Washington, D.C. – Today, U.S. Senator Susan Collins (R-ME) hosted more than a dozen members of the Maine State Chamber of Commerce in the U.S. Capitol. Senator Collins commenced the meeting by wishing the Maine Chamber’s outgoing President and CEO, Dana Connors, a happy and healthy retirement. Additional participants included members of the Maine Chamber’s executive team as well as leaders from The Jackson Laboratory, the Maine Community College System, Texas Instruments, Unum, and others.
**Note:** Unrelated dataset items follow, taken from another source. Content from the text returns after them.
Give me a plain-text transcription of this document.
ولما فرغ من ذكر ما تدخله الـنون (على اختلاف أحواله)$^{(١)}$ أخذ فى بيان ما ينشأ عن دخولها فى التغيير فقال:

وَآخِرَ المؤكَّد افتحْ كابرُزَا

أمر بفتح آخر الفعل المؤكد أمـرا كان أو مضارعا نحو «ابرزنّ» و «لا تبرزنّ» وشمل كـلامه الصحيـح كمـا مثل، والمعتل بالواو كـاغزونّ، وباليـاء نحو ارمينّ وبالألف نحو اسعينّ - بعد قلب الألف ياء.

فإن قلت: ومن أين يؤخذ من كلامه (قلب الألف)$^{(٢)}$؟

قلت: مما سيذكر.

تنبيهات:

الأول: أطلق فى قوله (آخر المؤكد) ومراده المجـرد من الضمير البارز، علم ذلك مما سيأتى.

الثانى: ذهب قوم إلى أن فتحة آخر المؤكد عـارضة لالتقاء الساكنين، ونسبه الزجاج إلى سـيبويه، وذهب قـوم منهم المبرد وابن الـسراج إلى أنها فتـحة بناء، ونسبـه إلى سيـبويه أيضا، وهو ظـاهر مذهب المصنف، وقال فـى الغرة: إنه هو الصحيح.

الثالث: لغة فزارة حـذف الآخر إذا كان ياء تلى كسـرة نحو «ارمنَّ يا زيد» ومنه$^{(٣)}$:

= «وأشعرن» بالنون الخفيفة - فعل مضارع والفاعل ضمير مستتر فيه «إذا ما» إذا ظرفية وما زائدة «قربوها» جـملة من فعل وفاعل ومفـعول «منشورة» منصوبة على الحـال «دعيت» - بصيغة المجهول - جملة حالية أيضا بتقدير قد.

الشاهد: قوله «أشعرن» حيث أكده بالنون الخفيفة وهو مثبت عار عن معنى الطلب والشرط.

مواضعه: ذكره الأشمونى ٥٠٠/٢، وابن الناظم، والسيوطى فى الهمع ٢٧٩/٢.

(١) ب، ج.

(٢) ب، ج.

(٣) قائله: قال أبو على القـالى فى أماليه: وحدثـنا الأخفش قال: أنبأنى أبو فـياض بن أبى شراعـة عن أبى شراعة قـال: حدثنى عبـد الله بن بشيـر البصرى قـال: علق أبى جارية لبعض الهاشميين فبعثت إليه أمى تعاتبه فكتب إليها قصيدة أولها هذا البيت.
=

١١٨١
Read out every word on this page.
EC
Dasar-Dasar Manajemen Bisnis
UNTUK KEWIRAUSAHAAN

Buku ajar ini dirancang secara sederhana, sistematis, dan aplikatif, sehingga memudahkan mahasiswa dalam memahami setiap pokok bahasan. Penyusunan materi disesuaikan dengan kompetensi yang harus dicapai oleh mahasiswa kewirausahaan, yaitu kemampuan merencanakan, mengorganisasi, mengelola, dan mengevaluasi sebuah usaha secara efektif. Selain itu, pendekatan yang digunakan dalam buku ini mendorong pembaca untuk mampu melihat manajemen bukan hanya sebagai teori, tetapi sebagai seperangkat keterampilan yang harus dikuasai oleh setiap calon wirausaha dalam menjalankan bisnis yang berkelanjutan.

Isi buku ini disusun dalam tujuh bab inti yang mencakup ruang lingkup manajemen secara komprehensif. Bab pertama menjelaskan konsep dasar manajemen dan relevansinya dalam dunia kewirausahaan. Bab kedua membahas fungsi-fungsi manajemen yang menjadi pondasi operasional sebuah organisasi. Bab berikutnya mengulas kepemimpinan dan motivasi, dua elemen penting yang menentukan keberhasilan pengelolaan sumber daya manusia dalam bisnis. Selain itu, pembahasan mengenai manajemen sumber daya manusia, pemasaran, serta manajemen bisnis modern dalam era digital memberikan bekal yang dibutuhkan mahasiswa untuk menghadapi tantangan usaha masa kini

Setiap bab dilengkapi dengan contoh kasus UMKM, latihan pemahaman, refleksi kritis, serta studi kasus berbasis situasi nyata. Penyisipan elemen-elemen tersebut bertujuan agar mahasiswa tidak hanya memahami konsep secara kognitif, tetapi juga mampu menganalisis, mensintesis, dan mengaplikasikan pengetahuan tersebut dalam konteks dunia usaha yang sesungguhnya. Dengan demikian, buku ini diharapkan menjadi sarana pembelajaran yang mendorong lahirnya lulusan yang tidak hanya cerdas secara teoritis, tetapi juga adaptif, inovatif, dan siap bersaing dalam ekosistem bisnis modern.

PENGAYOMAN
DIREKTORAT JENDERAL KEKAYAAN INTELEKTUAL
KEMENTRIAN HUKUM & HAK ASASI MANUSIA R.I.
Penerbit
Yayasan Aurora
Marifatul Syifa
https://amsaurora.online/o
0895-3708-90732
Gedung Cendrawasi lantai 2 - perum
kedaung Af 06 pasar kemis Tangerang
“The Maine Chamber is a leading voice for Maine’s business community and works tirelessly to make our state the best place to create jobs, grow a business, and raise a family,” said Senator Collins. “I met with members of the Maine Chamber to discuss some of the most pressing issues facing our state, including the record-high inflation that is hurting hardworking families and the workforce shortages hindering small businesses. As a senior member of the Appropriations Committee, I will continue to champion the job creating engines that power our economy.”
During the meeting, the group discussed the state of the economy, record-high inflation, and widespread workforce shortages. Earlier this year, Senators Collins and Kyrsten Sinema (D-AZ) introduced legislation to shorten the waiting period before asylum seekers are allowed to receive work authorizations, which would allow them to find employment more quickly and become self-sufficient.
The Chamber members thanked Senator Collins for her leadership on the Infrastructure Investments and Jobs Act, which is helping to bolster Maine’s transportation infrastructure and economy. Senator Collins also shared details about her recent trip to Ukraine to meet with President Zelensky.
Senator Collins has been a longstanding advocate for Maine’s small businesses. When the pandemic began, she co-authored the Paycheck Protection Program that helped small businesses remain afloat and keep their employees paid. Maine small businesses received more than 47,000 forgivable loans totaling $3.2 billion, supporting the jobs of hundreds of thousands of Mainers.